I didn’t bother to tell Emily that I’ve written for dozens of magazines in the past 40 years, and no editor had ever questioned the spelling of my name. Or that part of her job was making sure that things were spelled correctly. I decided to be patient with Emily, who clearly had no intention of spelling my name right. She worked for a company that tricked people into thinking they could write a book, I reasoned. Lying to people and hoping they wouldn’t notice was her job.
A few days later, Emily wrote back. She’d spoken to “a colleague or two” who told her that she couldn’t just go around changing the spelling of someone’s name.

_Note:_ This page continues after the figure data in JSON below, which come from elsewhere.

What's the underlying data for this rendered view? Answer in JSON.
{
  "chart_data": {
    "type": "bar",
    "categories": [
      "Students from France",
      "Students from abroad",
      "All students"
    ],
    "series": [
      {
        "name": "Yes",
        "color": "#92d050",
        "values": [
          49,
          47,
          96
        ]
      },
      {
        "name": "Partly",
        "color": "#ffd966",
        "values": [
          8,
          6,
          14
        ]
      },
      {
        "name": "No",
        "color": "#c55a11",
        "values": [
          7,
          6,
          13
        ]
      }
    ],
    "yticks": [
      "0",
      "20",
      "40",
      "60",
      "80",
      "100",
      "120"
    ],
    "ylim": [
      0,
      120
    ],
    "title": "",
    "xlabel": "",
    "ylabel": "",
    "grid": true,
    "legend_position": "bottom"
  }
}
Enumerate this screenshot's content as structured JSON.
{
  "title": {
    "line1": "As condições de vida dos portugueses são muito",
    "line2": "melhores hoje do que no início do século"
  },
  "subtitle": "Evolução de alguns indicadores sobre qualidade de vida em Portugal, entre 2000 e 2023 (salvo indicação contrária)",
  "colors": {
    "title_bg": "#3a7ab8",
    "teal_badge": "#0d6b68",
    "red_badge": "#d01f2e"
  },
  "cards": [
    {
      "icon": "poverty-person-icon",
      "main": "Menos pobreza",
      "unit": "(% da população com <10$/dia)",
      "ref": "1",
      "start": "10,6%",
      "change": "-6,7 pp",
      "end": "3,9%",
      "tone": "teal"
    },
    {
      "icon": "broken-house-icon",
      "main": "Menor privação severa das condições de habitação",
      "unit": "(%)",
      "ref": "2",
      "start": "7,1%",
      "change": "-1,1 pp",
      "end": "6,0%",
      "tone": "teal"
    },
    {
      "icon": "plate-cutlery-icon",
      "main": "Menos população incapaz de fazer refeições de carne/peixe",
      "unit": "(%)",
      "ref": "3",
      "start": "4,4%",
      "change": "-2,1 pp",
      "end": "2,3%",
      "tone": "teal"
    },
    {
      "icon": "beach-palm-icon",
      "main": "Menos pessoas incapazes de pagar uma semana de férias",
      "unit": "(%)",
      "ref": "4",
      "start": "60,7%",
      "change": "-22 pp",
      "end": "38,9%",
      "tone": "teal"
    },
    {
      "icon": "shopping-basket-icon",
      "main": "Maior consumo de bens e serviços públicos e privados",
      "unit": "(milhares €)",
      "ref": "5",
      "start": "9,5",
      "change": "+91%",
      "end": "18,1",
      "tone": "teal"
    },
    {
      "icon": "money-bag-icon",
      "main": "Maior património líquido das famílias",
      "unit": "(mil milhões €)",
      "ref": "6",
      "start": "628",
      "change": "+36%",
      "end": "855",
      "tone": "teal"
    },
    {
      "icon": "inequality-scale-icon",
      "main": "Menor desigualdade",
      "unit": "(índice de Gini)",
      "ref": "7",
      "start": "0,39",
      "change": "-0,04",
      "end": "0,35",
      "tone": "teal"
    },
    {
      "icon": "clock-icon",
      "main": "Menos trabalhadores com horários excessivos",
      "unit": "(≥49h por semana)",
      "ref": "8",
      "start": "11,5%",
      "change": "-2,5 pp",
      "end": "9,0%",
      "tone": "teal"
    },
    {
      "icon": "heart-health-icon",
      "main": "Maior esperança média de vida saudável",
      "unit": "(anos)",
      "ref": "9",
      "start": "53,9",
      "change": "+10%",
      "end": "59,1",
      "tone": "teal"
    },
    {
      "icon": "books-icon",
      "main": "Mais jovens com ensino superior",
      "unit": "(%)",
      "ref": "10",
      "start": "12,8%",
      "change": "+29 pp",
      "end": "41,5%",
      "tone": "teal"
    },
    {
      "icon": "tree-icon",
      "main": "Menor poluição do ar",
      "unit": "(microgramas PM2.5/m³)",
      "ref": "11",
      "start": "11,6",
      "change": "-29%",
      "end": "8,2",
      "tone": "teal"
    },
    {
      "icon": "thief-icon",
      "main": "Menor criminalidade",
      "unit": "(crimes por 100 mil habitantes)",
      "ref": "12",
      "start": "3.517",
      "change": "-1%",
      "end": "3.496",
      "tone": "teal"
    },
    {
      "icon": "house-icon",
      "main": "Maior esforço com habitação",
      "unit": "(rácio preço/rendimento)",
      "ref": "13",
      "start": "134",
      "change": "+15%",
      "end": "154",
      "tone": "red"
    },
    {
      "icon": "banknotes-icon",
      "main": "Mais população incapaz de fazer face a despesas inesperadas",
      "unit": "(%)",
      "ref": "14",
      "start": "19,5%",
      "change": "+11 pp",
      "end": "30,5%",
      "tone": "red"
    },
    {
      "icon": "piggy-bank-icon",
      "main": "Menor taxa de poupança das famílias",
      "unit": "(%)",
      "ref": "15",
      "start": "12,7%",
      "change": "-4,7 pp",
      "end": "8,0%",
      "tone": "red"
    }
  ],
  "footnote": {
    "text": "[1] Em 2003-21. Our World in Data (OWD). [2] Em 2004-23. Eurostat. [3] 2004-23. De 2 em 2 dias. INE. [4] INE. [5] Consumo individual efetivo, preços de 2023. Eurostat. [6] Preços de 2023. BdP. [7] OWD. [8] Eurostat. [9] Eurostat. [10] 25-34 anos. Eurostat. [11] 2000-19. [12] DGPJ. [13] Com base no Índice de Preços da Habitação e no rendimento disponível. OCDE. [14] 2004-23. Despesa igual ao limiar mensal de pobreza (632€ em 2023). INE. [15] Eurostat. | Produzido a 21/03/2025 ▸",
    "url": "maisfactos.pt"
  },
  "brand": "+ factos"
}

I wasn’t a client, after all, who could be fooled into giving Emily my life savings in return for making a book out of an anecdote about the time Grandpa got into the cooking sherry and wound up mistaking Grandma for a coat rack.
Again, Emily promised to fix the spelling of my name on the company website; five more months went by and still she did not. Meanwhile, Story Terrace writers Bsrat Mezghebe and Serginho Roosblad got to have their names spelled correctly on the company site. So did Shoshana Cenker and Chaunie Brusie.

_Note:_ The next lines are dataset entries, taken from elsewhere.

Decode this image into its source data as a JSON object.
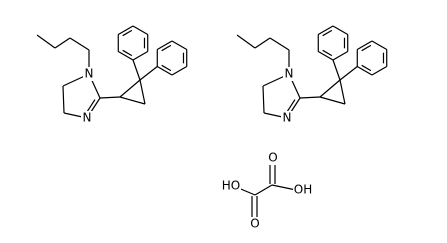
{
  "molecules": [
    {
      "atoms": [
        "N",
        "N"
      ]
    },
    {
      "atoms": [
        "N",
        "N"
      ]
    }
  ],
  "oxalic_acid": {
    "atoms": [
      "HO",
      "OH",
      "O",
      "O"
    ]
  }
}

I began to feel self-conscious about my complaint. In a world where some states have passed vicious laws saying transgender students must be addressed by pronouns that match their birth gender, am I allowed to feel marginalized over an errant vowel? In the post-MeToo, hash-tag-woke 21st century, could I — a middle-class, middle-aged, cis-gendered white guy — dare to feel discriminated against? I knew this wasn’t the same kind of aggression as asking a person of color to adopt a more “normal-sounding” name or like asking Sam Schwartzbaum to become Stan Smyth. But as I cruised through other profiles on the Story Terrace sight, I wondered: Was Layla Broumand actually Branagiddle Kuperman? Did Michelle Anjirbag use to be Mi’Shell, until Story Terrace got hold of her?

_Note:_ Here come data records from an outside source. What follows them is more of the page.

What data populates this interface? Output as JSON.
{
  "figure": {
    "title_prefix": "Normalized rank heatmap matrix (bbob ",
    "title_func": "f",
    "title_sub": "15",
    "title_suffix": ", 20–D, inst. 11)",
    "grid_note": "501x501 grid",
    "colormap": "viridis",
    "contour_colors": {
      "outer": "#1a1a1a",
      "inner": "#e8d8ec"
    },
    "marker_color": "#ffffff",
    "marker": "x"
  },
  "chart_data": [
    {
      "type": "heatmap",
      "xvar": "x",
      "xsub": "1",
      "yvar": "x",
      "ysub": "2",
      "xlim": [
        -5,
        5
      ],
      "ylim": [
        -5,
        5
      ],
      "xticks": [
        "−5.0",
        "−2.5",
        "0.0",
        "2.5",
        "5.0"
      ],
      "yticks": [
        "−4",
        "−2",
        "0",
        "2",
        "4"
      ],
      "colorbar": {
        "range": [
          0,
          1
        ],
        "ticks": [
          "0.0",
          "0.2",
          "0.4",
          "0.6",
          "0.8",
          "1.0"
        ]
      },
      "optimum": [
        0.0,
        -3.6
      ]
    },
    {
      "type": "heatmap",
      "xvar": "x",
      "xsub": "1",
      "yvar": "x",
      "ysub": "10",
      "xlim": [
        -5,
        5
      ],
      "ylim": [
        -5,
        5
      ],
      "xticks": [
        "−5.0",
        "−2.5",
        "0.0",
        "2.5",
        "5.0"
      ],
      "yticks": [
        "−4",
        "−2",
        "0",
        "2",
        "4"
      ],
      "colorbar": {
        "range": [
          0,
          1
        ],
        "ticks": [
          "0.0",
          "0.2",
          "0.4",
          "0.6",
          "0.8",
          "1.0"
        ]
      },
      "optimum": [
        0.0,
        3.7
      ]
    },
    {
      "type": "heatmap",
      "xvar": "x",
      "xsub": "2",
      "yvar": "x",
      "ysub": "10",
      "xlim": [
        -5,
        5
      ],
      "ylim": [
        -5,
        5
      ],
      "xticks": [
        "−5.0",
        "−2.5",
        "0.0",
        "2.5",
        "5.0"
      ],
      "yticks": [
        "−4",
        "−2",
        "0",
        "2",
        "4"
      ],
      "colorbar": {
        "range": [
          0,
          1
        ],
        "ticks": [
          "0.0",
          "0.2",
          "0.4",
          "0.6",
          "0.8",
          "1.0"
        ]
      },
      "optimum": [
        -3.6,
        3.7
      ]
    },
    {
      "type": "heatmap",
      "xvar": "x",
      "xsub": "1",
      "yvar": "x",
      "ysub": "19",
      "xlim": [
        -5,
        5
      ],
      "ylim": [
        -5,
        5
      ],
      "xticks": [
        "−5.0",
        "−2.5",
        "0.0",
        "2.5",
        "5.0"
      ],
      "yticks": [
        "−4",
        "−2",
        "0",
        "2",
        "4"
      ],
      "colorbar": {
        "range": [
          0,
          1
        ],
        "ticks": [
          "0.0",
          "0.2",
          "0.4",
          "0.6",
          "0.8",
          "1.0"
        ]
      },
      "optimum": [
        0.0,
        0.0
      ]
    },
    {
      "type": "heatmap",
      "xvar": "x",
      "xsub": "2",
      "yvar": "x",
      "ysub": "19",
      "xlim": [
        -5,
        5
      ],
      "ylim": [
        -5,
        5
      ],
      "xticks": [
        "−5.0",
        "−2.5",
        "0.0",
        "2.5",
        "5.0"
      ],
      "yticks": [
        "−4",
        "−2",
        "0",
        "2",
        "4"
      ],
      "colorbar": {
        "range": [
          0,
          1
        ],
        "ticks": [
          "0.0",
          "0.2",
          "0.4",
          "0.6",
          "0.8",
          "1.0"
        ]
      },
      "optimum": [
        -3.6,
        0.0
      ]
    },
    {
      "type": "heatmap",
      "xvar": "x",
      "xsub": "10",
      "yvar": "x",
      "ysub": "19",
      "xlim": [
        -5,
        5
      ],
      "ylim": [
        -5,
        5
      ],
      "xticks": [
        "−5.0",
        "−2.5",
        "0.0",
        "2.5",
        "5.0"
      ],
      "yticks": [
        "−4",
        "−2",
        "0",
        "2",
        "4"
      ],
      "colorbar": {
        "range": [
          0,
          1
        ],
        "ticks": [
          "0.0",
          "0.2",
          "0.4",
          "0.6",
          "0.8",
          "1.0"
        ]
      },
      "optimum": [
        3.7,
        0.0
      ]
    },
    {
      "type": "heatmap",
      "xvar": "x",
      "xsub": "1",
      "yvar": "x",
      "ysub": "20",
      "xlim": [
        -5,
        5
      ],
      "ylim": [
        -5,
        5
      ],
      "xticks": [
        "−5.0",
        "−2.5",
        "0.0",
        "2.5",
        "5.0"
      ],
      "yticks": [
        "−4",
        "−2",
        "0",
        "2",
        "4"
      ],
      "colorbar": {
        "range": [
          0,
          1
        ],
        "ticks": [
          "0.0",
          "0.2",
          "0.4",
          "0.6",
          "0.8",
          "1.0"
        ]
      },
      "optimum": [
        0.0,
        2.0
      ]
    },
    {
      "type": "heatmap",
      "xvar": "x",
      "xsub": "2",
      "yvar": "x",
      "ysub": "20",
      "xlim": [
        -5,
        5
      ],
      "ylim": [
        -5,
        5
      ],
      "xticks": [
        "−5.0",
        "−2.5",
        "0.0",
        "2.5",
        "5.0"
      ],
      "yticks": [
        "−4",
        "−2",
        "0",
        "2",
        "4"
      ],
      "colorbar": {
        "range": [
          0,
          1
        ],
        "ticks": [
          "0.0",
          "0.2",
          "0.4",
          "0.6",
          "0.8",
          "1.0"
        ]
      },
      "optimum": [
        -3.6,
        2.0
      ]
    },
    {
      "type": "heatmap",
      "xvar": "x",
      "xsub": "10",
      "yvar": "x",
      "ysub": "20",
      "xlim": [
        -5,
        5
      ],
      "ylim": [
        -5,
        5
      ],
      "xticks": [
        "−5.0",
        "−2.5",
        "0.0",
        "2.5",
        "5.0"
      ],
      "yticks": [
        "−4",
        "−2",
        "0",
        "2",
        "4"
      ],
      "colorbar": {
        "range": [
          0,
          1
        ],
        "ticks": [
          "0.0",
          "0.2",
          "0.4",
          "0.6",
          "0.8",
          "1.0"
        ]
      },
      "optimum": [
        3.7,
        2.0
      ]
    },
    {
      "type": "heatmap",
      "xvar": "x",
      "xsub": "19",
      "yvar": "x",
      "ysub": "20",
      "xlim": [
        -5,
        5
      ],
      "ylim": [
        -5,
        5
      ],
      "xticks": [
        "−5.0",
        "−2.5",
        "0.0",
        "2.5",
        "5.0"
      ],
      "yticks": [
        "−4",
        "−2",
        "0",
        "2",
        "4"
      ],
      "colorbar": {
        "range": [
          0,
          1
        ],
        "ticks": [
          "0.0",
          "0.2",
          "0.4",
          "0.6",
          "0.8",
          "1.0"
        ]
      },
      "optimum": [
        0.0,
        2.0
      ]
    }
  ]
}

While I was busy comparing my discrimination with that of others with bigger problems and being gaslighted by people whose job it was to convince plumbers they could be published authors, I received an all-staff email from Story Terrace’s new editorial team leader. “Please reach out to me for help with updating your online profiles, or feedback on any part of our process,” wrote Kevin Danielczyk, whose own name was suspiciously bereft of vowels.
I could tell by Kevin’s liberal use of corporate-speak and random exclamation points that he wasn’t the kind of person who would force an identity on someone just to make his company look good. I took him at his word when he asked for feedback.
So I wrote to Kevin and asked why Story Terrace employees Zen Vuong and Arjanna van der Plass got to have their names spelled correctly, but I did not.
“This is just me, doing as you requested,” I reminded him. “Reaching out to you for help with updating my online profile and offering feedback on our work relationship, which so far has been limited to being discriminated against and being treated like an idiot who deliberately misspells his name.”
Kevin wrote back the next morning to tell me that I was fired.
I didn’t feel fired. Story Terrace hadn’t found me any work while I was signed with them, and I’d worried that if they had, I’d have had to listen to someone describe his career as a hat check clerk in an ice-skating rink and then try to make it interesting. Getting canned for being “different” by a man with flawless hair who lives in West Hollywood and lied to by a woman who got to mention her wife in her workplace bio but thought nothing of oppressing an old gay guy felt more like a parting gift.
In the end, I was grateful. I hadn’t written any pretend books, but I’d been reminded how it felt to be treated less-than, a useful lesson these days for an old white guy like me. And I’d learned that even in this more tolerant age, the grand American tradition of discrimination would continue. It'd just be for even stupider reasons. Like because somebody spells their name funny.